| plot_stlgcp | R Documentation |
Produces a sequence of spatial raster maps displaying the evolution of a simulated or fitted spatio-temporal log-Gaussian Cox process (LGCP) over time. Each map shows the latent Gaussian random field (intensity surface) at a given time slice, with the corresponding observed point events overlaid. This visualization helps interpret temporal evolution and spatial clustering patterns in simulated or fitted LGCP models.
plot_stlgcp(data)
data |
A list containing components from a spatio-temporal LGCP model or simulation output:
|
The function plots up to 10 evenly spaced time slices from the latent intensity field
and overlays the corresponding point events accumulated up to each time point.
Each panel represents a spatial realization at a fixed time t_k, providing
a visual summary of the dynamic spatio-temporal structure of the LGCP.
This approach follows the visualization principles used in Ghorbani et al. (2021, 2025), where LGCPs are employed to assess the behavior of separability diagnostics and kernel-based tests in complex, non-separable point process settings. The raster intensity surfaces illustrate latent heterogeneity, while the overlaid points display observed event clustering relative to the underlying field.
Time slices are selected at evenly spaced quantiles of the temporal domain, and each plot includes:
A raster map of the latent intensity surface at time t_k;
White contour lines showing equal-intensity regions;
Overlaid black points representing events observed up to t_k.
The resulting plots are arranged into a single grid layout using the patchwork package for ease of comparison.

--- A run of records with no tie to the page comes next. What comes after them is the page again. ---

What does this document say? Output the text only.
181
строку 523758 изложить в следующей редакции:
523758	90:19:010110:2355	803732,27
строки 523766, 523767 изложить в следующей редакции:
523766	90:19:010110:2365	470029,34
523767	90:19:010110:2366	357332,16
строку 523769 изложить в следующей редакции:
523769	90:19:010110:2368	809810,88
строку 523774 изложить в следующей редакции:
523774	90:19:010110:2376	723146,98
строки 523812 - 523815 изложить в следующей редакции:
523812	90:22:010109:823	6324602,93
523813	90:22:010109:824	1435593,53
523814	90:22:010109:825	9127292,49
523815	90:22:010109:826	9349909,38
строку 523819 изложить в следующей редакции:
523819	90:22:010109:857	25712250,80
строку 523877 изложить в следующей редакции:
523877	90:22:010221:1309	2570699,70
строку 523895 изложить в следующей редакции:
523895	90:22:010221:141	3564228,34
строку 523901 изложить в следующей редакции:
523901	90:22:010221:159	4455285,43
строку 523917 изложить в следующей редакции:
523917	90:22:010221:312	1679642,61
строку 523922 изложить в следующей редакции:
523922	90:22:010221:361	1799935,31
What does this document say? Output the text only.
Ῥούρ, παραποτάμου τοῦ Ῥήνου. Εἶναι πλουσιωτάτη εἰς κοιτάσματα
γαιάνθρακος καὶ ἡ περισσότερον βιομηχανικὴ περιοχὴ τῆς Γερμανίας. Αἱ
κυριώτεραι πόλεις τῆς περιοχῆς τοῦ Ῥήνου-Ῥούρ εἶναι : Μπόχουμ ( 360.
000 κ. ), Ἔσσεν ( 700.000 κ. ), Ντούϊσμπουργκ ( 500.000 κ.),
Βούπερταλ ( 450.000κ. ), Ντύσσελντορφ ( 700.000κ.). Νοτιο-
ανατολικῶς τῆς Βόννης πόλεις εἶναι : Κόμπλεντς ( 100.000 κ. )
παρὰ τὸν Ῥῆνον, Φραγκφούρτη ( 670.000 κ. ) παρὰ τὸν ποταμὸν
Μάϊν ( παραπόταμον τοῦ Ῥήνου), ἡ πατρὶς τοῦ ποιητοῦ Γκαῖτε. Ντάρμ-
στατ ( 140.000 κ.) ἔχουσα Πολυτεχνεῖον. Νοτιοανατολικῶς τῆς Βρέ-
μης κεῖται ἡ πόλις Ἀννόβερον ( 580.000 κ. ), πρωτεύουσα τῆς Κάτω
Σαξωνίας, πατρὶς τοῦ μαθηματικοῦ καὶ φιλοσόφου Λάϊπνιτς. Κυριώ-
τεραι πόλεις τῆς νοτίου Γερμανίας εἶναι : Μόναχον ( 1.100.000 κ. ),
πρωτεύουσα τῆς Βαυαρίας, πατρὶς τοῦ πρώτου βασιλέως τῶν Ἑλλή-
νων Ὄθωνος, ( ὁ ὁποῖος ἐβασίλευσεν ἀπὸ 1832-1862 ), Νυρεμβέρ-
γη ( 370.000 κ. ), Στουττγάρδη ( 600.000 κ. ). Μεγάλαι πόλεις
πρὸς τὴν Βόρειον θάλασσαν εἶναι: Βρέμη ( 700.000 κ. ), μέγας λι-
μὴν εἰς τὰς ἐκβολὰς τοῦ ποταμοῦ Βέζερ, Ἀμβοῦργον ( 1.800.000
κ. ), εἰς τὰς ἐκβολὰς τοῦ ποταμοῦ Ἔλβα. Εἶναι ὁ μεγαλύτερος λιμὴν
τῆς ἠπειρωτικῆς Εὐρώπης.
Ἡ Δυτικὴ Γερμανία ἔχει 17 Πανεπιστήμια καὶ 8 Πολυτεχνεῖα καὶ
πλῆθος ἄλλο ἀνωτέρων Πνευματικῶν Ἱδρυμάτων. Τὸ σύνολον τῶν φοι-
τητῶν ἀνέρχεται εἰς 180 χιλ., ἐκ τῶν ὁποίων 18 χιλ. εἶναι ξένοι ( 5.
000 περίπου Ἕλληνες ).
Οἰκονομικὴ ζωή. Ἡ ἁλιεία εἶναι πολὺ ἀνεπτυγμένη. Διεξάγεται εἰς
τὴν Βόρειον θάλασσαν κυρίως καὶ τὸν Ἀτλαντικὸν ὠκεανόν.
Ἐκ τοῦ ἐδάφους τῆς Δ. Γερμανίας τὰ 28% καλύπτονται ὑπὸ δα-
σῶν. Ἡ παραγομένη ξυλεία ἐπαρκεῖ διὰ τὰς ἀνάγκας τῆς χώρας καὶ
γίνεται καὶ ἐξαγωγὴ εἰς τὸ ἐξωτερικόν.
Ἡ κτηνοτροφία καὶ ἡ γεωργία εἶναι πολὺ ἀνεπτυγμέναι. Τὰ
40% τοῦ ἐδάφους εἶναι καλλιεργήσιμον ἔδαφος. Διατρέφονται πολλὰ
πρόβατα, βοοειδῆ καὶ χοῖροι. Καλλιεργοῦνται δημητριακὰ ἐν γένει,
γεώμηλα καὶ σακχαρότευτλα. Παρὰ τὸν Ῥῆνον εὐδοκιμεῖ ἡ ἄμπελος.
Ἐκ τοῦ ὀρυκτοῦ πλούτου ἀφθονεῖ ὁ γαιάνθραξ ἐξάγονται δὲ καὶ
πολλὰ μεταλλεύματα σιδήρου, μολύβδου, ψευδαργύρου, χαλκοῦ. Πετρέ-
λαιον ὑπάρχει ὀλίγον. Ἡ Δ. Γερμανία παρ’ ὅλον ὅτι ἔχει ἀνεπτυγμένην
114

A combined ggplot object displaying up to ten spatial raster maps arranged
in a grid layout (by default, two rows and up to five columns).
Each panel corresponds to one time slice. The function returns the combined plot object.
Nafiseh Vafaei nafiseh.vafaei@slu.se
Ghorbani M., Vafaei N., Dvořák J., Myllymäki M. (2021). Testing the first-order separability hypothesis for spatio-temporal point patterns. Computational Statistics & Data Analysis, 161, 107245.
Gauss.st.F for simulating spatio-temporal Gaussian random fields;
get.lambda.function and rstpoispp
for generating intensity-based spatio-temporal point processes.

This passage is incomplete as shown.